O Pfandsystem, nome do programa alemão de reciclagem de garrafas - de PET ou vidro -, lançado em 2003, remunera quem colabora com a devolução. A possibilidade de receber de 15 ou 25 centavos de euro de volta é uma das razões que levou o país a ultrapassar os 97% de vasilhames devolvidos.

Na compra de bebidas está embutido um valor adicional pago pela garrafa ou lata, chamado de pfand, em alemão. Na devolução dos vasilhames, feita em equipamentos instalados pelos supermercados (é lei), ocorre o reembolso do pfand. As máquinas que selecionam os tipos de embalagem calculam o valor a ser devolvido e, ao final, emitem um cupom. É possível receber em dinheiro ou usar como desconto na compra na loja.

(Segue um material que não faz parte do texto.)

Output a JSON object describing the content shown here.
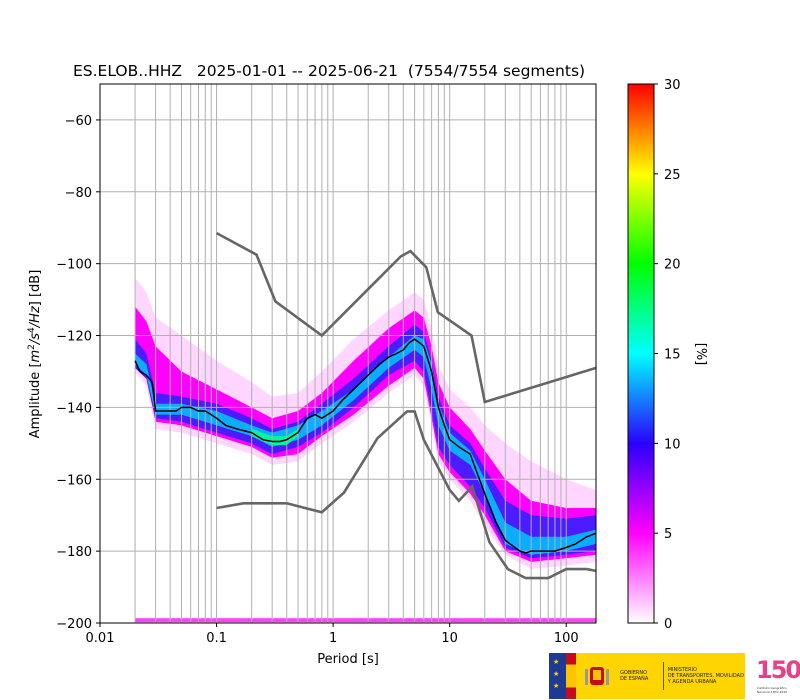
{
  "chart_data": {
    "type": "heatmap",
    "title": "ES.ELOB..HHZ   2025-01-01 -- 2025-06-21  (7554/7554 segments)",
    "xlabel": "Period [s]",
    "ylabel_main": "Amplitude [m²/s⁴/Hz] [dB]",
    "ylabel_parts": {
      "prefix": "Amplitude [",
      "m": "m",
      "exp2": "2",
      "s": "/s",
      "exp4": "4",
      "hz": "/Hz",
      "suffix": "] [dB]"
    },
    "xscale": "log",
    "xlim": [
      0.01,
      180
    ],
    "ylim": [
      -200,
      -50
    ],
    "grid": true,
    "xtick_labels": [
      "0.01",
      "0.1",
      "1",
      "10",
      "100"
    ],
    "ytick_labels": [
      "−60",
      "−80",
      "−100",
      "−120",
      "−140",
      "−160",
      "−180",
      "−200"
    ],
    "ytick_values": [
      -60,
      -80,
      -100,
      -120,
      -140,
      -160,
      -180,
      -200
    ],
    "colorbar": {
      "label": "[%]",
      "min": 0,
      "max": 30,
      "tick_labels": [
        "0",
        "5",
        "10",
        "15",
        "20",
        "25",
        "30"
      ],
      "colormap": [
        "#ffffff",
        "#ff00ff",
        "#2a00ff",
        "#00ffff",
        "#00ff00",
        "#ffff00",
        "#ff0000"
      ]
    },
    "vertical_period_lines": [
      0.02,
      0.03,
      0.04,
      0.05,
      0.06,
      0.07,
      0.08,
      0.09,
      0.1,
      0.2,
      0.3,
      0.4,
      0.5,
      0.6,
      0.7,
      0.8,
      0.9,
      1,
      2,
      3,
      4,
      5,
      6,
      7,
      8,
      9,
      10,
      20,
      30,
      40,
      50,
      60,
      70,
      80,
      90,
      100
    ],
    "mode_line": [
      [
        0.02,
        -127
      ],
      [
        0.022,
        -130
      ],
      [
        0.025,
        -131
      ],
      [
        0.028,
        -133
      ],
      [
        0.03,
        -141
      ],
      [
        0.035,
        -141
      ],
      [
        0.04,
        -141
      ],
      [
        0.045,
        -141
      ],
      [
        0.05,
        -140
      ],
      [
        0.06,
        -140
      ],
      [
        0.07,
        -141
      ],
      [
        0.08,
        -141
      ],
      [
        0.09,
        -142
      ],
      [
        0.1,
        -143
      ],
      [
        0.12,
        -145
      ],
      [
        0.15,
        -146
      ],
      [
        0.2,
        -147
      ],
      [
        0.25,
        -149
      ],
      [
        0.3,
        -149.5
      ],
      [
        0.35,
        -149.5
      ],
      [
        0.4,
        -149
      ],
      [
        0.5,
        -147
      ],
      [
        0.6,
        -143
      ],
      [
        0.7,
        -142
      ],
      [
        0.8,
        -143
      ],
      [
        1.0,
        -141
      ],
      [
        1.2,
        -138
      ],
      [
        1.5,
        -135
      ],
      [
        2.0,
        -131
      ],
      [
        2.5,
        -128
      ],
      [
        3.0,
        -126
      ],
      [
        3.5,
        -125
      ],
      [
        4.0,
        -124
      ],
      [
        4.5,
        -122
      ],
      [
        5.0,
        -121
      ],
      [
        5.5,
        -122
      ],
      [
        6.0,
        -123
      ],
      [
        7.0,
        -130
      ],
      [
        8.0,
        -140
      ],
      [
        9.0,
        -145
      ],
      [
        10,
        -149
      ],
      [
        11,
        -150
      ],
      [
        12,
        -151
      ],
      [
        15,
        -153
      ],
      [
        18,
        -160
      ],
      [
        20,
        -164
      ],
      [
        25,
        -172
      ],
      [
        30,
        -177
      ],
      [
        40,
        -180
      ],
      [
        45,
        -180.5
      ],
      [
        50,
        -180
      ],
      [
        60,
        -180
      ],
      [
        80,
        -180
      ],
      [
        100,
        -179
      ],
      [
        120,
        -178
      ],
      [
        150,
        -176
      ],
      [
        180,
        -175
      ]
    ],
    "nhnm": [
      [
        0.1,
        -91.5
      ],
      [
        0.22,
        -97.5
      ],
      [
        0.32,
        -110.5
      ],
      [
        0.8,
        -120
      ],
      [
        3.8,
        -98
      ],
      [
        4.6,
        -96.5
      ],
      [
        6.3,
        -101
      ],
      [
        7.9,
        -113.5
      ],
      [
        15.4,
        -120
      ],
      [
        20,
        -138.5
      ],
      [
        180,
        -129
      ]
    ],
    "nlnm": [
      [
        0.1,
        -168
      ],
      [
        0.17,
        -166.7
      ],
      [
        0.4,
        -166.7
      ],
      [
        0.8,
        -169.2
      ],
      [
        1.24,
        -163.7
      ],
      [
        2.4,
        -148.6
      ],
      [
        4.3,
        -141.1
      ],
      [
        5.0,
        -141.1
      ],
      [
        6.0,
        -149
      ],
      [
        10,
        -163
      ],
      [
        12,
        -166
      ],
      [
        15.6,
        -162
      ],
      [
        21.9,
        -177.5
      ],
      [
        31.6,
        -185
      ],
      [
        45,
        -187.5
      ],
      [
        70,
        -187.5
      ],
      [
        100,
        -185
      ],
      [
        150,
        -185
      ],
      [
        180,
        -185.5
      ]
    ],
    "density_bands": [
      {
        "p": [
          0.02,
          0.025,
          0.03,
          0.05,
          0.1,
          0.2,
          0.3,
          0.5,
          0.8,
          1.5,
          3,
          5,
          6,
          7,
          8,
          10,
          15,
          20,
          30,
          50,
          100,
          180
        ],
        "upper": [
          -104,
          -108,
          -115,
          -120,
          -127,
          -133,
          -137,
          -136,
          -130,
          -121,
          -113,
          -108,
          -110,
          -118,
          -128,
          -135,
          -140,
          -145,
          -150,
          -155,
          -160,
          -163
        ],
        "lower": [
          -130,
          -134,
          -146,
          -147,
          -150,
          -153,
          -156,
          -155,
          -150,
          -144,
          -136,
          -131,
          -134,
          -145,
          -155,
          -160,
          -166,
          -173,
          -181,
          -185,
          -184,
          -183
        ],
        "color": "#ffd6ff",
        "opacity": 1
      },
      {
        "p": [
          0.02,
          0.025,
          0.03,
          0.05,
          0.1,
          0.2,
          0.3,
          0.5,
          0.8,
          1.5,
          3,
          5,
          6,
          7,
          8,
          10,
          15,
          20,
          30,
          50,
          100,
          180
        ],
        "upper": [
          -112,
          -116,
          -123,
          -130,
          -135,
          -140,
          -143,
          -141,
          -136,
          -127,
          -118,
          -113,
          -115,
          -123,
          -133,
          -140,
          -146,
          -152,
          -160,
          -166,
          -168,
          -168
        ],
        "lower": [
          -129,
          -132,
          -144,
          -145,
          -148,
          -151,
          -154,
          -153,
          -148,
          -142,
          -134,
          -129,
          -132,
          -143,
          -153,
          -158,
          -164,
          -170,
          -180,
          -183,
          -182,
          -181
        ],
        "color": "#ff00ff",
        "opacity": 1
      },
      {
        "p": [
          0.02,
          0.025,
          0.03,
          0.05,
          0.1,
          0.2,
          0.3,
          0.5,
          0.8,
          1.5,
          3,
          5,
          6,
          7,
          8,
          10,
          15,
          20,
          30,
          50,
          100,
          180
        ],
        "upper": [
          -121,
          -125,
          -136,
          -137,
          -139,
          -143,
          -146,
          -144,
          -139,
          -132,
          -123,
          -117,
          -119,
          -127,
          -137,
          -145,
          -150,
          -157,
          -166,
          -170,
          -171,
          -170
        ],
        "lower": [
          -129,
          -132,
          -143,
          -144,
          -147,
          -150,
          -153,
          -151,
          -147,
          -140,
          -131,
          -127,
          -130,
          -141,
          -151,
          -156,
          -162,
          -168,
          -179,
          -182,
          -181,
          -180
        ],
        "color": "#4a1cff",
        "opacity": 1
      },
      {
        "p": [
          0.02,
          0.025,
          0.03,
          0.05,
          0.1,
          0.2,
          0.3,
          0.5,
          0.8,
          1.5,
          3,
          5,
          6,
          7,
          8,
          10,
          15,
          20,
          30,
          50,
          100,
          180
        ],
        "upper": [
          -125,
          -128,
          -139,
          -139,
          -141,
          -145,
          -147,
          -145,
          -141,
          -135,
          -126,
          -120,
          -121,
          -128,
          -139,
          -147,
          -152,
          -160,
          -172,
          -176,
          -176,
          -174
        ],
        "lower": [
          -128,
          -131,
          -142,
          -142,
          -145,
          -148,
          -151,
          -149,
          -145,
          -138,
          -129,
          -124,
          -126,
          -135,
          -145,
          -152,
          -156,
          -164,
          -178,
          -181,
          -180,
          -178
        ],
        "color": "#00c8ff",
        "opacity": 0.85
      },
      {
        "p": [
          0.2,
          0.3,
          0.4,
          0.5
        ],
        "upper": [
          -146,
          -148,
          -148,
          -146
        ],
        "lower": [
          -148,
          -150.5,
          -150.5,
          -148
        ],
        "color": "#00ff90",
        "opacity": 0.9
      }
    ],
    "floor_band": {
      "value": -199.5,
      "xmin": 0.02,
      "xmax": 180,
      "color": "#ff40ff"
    }
  },
  "footer": {
    "gov_lines": [
      "GOBIERNO",
      "DE ESPAÑA"
    ],
    "ministry_lines": [
      "MINISTERIO",
      "DE TRANSPORTES, MOVILIDAD",
      "Y AGENDA URBANA"
    ],
    "ign_number": "150",
    "ign_text": "Instituto Geográfico Nacional 1870-2020"
  }
}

Além de ajudar na consciência ambiental e na mudança de hábito, a regulamentação na Alemanha garante uma renda extra não apenas para quem comprou as bebidas, lavou e guardou as embalagens em casa para devolvê-las no supermercado.

Há ainda um interesse pelas garrafas descartadas nas lixeiras por turistas que desconhecem o pfand - são aqueles que "jogam" dinheiro fora. Não é incomum ver alguém "resgatando"vasilhames para depois embolsar uns pfands extras.

TAXA BAIXA DE CRESCIMENTO NO BRASIL

Dados coletados pela 13ª edição do Censo da Reciclagem do PET no Brasil, divulgados em março passado pela Associação Brasileira da Indústria do PET (Abipet), apontam que o país reciclou 410 mil toneladas de embalagens PET em 2024. O volume cresceu apenas 14% em relação aos números de 2022.

Ao todo, a indústria reciclou no ano passado apenas 53% das embalagens descartadas pelos consumidores.

Na divulgação, representantes da Abipet se queixaram da falta de políticas públicas para a coleta seletiva e o efeito econômico. Empresas recicladoras chegam a trabalhar com uma ociosidade média de 23%, com picos de até 40%.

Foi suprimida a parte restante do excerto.